My friend continued to say he did believe in luck, but luck is something that can be created. Keep doing the right things, and good things will happen.
I'm inclined to agree. I often make the analogy: if you flip a coin 1000 times, it is bound to come up heads approximately 500 times, as per the Law of Large Numbers. I tell this to friends who are stressed about any life event. Transferring required a lot of luck I had to generate on my end, but the fact that specifically Berkeley accepted me is an outcome I couldn’t generate or guarantee. I humbly say perhaps it is likely (touch wood) I would have gotten into another university, but the fact that I got into Berkeley specifically is undeniably lucky.

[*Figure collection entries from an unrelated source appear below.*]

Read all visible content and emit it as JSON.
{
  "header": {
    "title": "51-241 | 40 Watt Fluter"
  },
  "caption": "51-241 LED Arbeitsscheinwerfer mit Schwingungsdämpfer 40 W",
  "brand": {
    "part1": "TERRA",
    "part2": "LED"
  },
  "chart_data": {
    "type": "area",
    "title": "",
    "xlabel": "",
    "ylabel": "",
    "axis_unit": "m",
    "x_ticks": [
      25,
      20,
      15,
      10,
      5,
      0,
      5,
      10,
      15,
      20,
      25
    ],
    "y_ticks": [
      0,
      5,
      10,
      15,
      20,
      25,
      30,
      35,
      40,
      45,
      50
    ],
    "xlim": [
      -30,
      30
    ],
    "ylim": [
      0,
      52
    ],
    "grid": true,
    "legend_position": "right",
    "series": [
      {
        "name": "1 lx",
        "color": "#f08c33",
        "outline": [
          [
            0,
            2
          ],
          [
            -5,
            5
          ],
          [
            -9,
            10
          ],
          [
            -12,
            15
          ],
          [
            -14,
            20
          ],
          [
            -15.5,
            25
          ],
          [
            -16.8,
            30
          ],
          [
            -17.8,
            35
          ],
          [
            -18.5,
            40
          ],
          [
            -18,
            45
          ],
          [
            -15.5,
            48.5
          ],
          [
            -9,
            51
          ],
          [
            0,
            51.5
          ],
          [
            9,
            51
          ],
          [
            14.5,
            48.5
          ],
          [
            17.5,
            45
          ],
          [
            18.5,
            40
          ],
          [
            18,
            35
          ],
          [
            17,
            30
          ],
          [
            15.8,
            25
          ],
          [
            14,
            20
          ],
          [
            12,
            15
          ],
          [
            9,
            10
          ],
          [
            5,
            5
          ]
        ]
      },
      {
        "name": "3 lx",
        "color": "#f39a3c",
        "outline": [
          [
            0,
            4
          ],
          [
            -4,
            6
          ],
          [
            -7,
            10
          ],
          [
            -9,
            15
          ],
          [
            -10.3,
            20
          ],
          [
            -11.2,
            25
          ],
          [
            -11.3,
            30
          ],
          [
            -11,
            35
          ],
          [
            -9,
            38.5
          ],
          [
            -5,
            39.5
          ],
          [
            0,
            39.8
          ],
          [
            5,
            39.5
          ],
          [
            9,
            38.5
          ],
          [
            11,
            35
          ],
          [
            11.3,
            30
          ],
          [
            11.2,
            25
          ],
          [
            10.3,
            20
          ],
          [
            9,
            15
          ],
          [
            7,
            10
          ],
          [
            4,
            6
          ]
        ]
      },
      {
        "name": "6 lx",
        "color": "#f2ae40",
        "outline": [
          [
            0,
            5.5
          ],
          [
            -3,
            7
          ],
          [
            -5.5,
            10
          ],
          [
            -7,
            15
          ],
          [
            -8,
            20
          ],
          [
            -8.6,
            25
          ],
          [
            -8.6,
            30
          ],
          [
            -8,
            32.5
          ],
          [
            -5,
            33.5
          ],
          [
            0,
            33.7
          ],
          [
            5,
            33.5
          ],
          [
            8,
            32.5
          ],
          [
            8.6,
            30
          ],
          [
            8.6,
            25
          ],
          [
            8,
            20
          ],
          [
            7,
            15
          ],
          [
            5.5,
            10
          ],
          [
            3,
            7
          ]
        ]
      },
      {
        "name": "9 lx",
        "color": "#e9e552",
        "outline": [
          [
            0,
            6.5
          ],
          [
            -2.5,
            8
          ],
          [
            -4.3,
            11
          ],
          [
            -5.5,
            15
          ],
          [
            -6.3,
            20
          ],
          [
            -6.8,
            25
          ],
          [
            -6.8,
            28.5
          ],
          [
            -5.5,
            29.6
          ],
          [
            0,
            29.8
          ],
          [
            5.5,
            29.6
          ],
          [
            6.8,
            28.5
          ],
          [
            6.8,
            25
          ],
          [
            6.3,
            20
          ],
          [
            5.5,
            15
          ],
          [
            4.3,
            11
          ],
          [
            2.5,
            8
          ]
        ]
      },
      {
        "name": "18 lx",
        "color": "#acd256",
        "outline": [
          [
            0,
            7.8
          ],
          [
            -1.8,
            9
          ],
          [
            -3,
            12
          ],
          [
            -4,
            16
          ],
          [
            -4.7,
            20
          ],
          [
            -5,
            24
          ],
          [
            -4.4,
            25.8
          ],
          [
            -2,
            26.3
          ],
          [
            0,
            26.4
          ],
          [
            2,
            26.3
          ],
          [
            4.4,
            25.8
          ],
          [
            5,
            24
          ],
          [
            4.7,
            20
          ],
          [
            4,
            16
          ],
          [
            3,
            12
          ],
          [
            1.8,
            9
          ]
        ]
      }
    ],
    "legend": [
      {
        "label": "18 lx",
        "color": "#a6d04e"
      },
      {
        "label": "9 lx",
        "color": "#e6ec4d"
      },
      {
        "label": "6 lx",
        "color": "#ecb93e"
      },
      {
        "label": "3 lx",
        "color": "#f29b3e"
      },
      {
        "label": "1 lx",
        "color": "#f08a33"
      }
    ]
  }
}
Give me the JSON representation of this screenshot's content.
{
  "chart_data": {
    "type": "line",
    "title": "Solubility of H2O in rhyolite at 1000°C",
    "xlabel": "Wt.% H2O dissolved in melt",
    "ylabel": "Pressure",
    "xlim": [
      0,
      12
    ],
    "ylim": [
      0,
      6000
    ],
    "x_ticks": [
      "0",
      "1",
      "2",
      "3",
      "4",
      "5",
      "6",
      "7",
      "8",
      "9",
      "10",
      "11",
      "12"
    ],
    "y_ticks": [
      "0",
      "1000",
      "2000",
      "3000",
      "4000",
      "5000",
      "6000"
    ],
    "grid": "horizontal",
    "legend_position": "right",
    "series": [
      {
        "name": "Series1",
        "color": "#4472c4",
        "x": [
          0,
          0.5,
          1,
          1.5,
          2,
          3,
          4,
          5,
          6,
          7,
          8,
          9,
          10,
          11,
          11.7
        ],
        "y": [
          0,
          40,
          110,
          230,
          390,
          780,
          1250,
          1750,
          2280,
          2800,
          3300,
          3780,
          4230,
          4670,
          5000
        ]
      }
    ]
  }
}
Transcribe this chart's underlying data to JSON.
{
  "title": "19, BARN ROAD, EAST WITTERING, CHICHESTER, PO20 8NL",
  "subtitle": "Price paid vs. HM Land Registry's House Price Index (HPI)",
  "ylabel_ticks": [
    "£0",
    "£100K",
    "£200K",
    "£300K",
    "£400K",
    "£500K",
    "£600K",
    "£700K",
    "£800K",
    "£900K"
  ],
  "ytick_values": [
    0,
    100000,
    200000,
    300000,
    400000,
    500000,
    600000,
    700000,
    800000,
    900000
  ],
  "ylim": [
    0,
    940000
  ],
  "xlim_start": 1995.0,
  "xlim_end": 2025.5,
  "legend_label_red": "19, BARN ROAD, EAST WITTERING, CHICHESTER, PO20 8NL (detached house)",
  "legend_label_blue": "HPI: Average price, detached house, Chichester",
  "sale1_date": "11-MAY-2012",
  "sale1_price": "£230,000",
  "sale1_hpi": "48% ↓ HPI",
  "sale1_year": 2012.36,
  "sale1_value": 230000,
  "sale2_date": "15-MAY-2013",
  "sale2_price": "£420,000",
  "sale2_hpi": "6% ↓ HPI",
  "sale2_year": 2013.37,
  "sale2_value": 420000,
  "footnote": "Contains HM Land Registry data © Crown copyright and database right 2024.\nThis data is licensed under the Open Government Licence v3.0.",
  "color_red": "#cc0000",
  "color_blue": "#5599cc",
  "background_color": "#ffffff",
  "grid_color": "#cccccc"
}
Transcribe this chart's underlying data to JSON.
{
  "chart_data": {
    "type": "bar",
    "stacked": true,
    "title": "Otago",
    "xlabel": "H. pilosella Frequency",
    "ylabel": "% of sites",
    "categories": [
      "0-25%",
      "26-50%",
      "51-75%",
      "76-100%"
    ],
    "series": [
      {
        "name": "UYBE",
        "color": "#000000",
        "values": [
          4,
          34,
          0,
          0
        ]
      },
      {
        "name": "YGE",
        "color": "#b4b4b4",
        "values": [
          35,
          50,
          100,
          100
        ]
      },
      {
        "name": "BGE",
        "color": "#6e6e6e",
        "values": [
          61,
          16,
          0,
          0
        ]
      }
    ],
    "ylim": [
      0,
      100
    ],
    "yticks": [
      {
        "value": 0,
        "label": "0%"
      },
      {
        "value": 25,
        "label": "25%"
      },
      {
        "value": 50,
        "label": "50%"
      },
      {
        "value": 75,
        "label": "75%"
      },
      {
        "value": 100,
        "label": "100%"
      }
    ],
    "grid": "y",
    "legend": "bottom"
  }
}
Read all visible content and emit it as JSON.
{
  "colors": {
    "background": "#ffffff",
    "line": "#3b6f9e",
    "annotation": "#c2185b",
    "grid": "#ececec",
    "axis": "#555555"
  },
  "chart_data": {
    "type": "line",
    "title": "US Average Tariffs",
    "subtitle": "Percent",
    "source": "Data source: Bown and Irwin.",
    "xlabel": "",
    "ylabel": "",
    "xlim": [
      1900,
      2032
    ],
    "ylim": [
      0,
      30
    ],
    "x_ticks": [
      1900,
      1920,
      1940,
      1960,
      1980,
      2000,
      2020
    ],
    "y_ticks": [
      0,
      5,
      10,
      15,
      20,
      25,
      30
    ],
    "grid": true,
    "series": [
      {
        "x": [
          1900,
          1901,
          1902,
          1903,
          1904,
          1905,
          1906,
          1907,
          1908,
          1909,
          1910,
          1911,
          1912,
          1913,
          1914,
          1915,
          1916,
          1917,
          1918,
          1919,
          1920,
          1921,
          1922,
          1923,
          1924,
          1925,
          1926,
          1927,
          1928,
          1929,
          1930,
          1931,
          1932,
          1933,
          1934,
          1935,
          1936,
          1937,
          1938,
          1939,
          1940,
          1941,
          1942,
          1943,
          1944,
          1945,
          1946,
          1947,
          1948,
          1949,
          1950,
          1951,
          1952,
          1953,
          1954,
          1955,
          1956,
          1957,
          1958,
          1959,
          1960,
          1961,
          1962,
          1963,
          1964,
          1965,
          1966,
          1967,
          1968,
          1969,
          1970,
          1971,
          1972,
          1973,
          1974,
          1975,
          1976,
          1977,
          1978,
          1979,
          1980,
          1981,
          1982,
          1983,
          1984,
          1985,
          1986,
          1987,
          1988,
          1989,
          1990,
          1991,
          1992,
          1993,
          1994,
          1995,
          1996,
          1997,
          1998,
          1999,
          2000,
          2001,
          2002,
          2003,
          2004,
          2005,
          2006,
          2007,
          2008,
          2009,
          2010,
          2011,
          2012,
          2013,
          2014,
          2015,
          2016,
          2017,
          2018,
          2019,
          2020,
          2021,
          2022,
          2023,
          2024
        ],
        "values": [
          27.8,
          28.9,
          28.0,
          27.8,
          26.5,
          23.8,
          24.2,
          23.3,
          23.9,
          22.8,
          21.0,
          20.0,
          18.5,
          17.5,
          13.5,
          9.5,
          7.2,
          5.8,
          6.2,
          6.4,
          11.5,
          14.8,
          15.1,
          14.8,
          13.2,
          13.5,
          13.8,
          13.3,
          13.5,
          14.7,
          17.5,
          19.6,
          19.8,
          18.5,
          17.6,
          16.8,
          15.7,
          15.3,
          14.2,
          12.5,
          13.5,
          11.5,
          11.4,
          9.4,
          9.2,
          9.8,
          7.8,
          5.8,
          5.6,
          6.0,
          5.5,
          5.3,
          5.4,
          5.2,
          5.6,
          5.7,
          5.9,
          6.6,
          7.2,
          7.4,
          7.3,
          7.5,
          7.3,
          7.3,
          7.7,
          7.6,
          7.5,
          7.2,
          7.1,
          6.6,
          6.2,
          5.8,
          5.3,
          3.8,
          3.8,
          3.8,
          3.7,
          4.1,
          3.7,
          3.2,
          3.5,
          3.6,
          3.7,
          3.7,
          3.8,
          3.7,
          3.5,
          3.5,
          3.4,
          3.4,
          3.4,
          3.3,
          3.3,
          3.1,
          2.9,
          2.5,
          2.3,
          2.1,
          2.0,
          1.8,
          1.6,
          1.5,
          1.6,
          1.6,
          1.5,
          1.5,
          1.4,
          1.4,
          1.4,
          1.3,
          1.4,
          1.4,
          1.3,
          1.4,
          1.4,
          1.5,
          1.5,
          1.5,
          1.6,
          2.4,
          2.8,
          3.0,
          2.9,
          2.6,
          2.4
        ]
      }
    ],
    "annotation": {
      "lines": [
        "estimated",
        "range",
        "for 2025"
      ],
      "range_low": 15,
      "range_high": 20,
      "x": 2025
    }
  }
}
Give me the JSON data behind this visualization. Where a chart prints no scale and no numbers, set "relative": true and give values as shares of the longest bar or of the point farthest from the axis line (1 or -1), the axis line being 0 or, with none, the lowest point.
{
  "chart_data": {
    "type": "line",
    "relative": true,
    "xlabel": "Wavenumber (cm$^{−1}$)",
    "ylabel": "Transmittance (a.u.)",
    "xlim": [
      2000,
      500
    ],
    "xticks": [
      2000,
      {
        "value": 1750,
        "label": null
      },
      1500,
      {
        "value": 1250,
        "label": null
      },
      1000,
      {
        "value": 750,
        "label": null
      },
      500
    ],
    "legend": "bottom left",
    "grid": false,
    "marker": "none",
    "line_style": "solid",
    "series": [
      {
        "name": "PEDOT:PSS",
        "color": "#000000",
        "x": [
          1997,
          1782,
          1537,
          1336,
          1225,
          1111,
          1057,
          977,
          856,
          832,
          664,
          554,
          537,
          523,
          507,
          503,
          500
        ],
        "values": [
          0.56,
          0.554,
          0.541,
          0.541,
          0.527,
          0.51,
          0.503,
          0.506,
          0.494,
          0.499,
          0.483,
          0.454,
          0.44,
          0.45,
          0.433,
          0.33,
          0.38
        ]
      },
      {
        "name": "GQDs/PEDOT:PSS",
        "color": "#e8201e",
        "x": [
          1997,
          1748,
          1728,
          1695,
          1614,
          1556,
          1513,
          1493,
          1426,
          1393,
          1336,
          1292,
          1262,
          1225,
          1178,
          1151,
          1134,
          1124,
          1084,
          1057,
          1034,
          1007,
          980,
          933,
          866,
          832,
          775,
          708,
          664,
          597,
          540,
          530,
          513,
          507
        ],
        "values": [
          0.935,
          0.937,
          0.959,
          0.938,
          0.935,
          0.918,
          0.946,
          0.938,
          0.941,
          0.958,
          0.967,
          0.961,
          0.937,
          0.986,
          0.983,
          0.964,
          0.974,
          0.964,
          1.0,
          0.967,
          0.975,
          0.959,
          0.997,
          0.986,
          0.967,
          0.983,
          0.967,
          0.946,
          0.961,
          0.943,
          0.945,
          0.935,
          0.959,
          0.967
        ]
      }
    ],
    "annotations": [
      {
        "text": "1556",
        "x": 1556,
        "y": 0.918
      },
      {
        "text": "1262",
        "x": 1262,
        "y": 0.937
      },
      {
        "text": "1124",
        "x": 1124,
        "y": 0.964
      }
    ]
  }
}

I graduated from Cal around a month ago, and my time there was EPIC! Reflecting upon my two and a half years there, I can confidently say that attending was a no-brainer opportunity. I think no-brainer opportunities happen very few times in one's lifetime, and I think my transfer was the only one I have encountered thus far. My intuition pushed me to attend, and my experiences confirmed my hunch that Berkeley was a no-brainer opportunity. This led to serendipity: I joined a club and made some amazing friends, had the chance to intern for some cool places, and finally, developed engineering skills that I wouldn’t have gained otherwise. I want to illustrate how this no-brainer opportunity led to serendipity: a series of incredibly “lucky” events.
So why was Berkeley so transformative? First, a rigorous curriculum. Second, the ecosystem of student clubs provide practical opportunities analogous to a real job, as many of them do contract work. However, if I had to pick one most important factor as to why Berkeley was so transformative, I would say it’s the quality of the student body—everyone is truly so driven by something. Engineering students at my previous school had primary passions that weren't engineering, but that's okay.
A fiercely competitive student body has its pros and cons. With competition, if you are around average or even slightly below, it pushes you up. After being humbled by discrete mathematics, I realized I was objectively a pretty average student. Once I made it to the upper division courses, this averageness was exacerbated. This taught me how to be competitive, which in my case, meant avoiding direct competition. It was difficult for me to be the top student in my classes (imagine there are 1000 other students). Even so, despite my okay academics, I realized I really thrived socially—I really fit in here. So I focused on meeting interesting people and learning from them. I'm an OK designer, so I design. I like reading, so I read. I've been told I'm a decent writer, so I write. In fact, the reason for this site redesign was to reduce friction when publishing posts. I think—I hope—a unique combination of skills is what allows people to be successful. I don't know what opportunities these skills could open up in the future, but I choose to trust the process. You can only connect the dots looking back, not looking forwards, as Steve Jobs so famously said.
I can confidently say that Berkeley has accelerated my career by 3-4 years. And in terms of the learning I’ve gained, the people I’ve met, and the perspectives of some of my very cool peers: those experiences are invaluable. So hopefully, if or when my next no-brainer opportunity comes along, I’m lucky enough to take the leap of faith.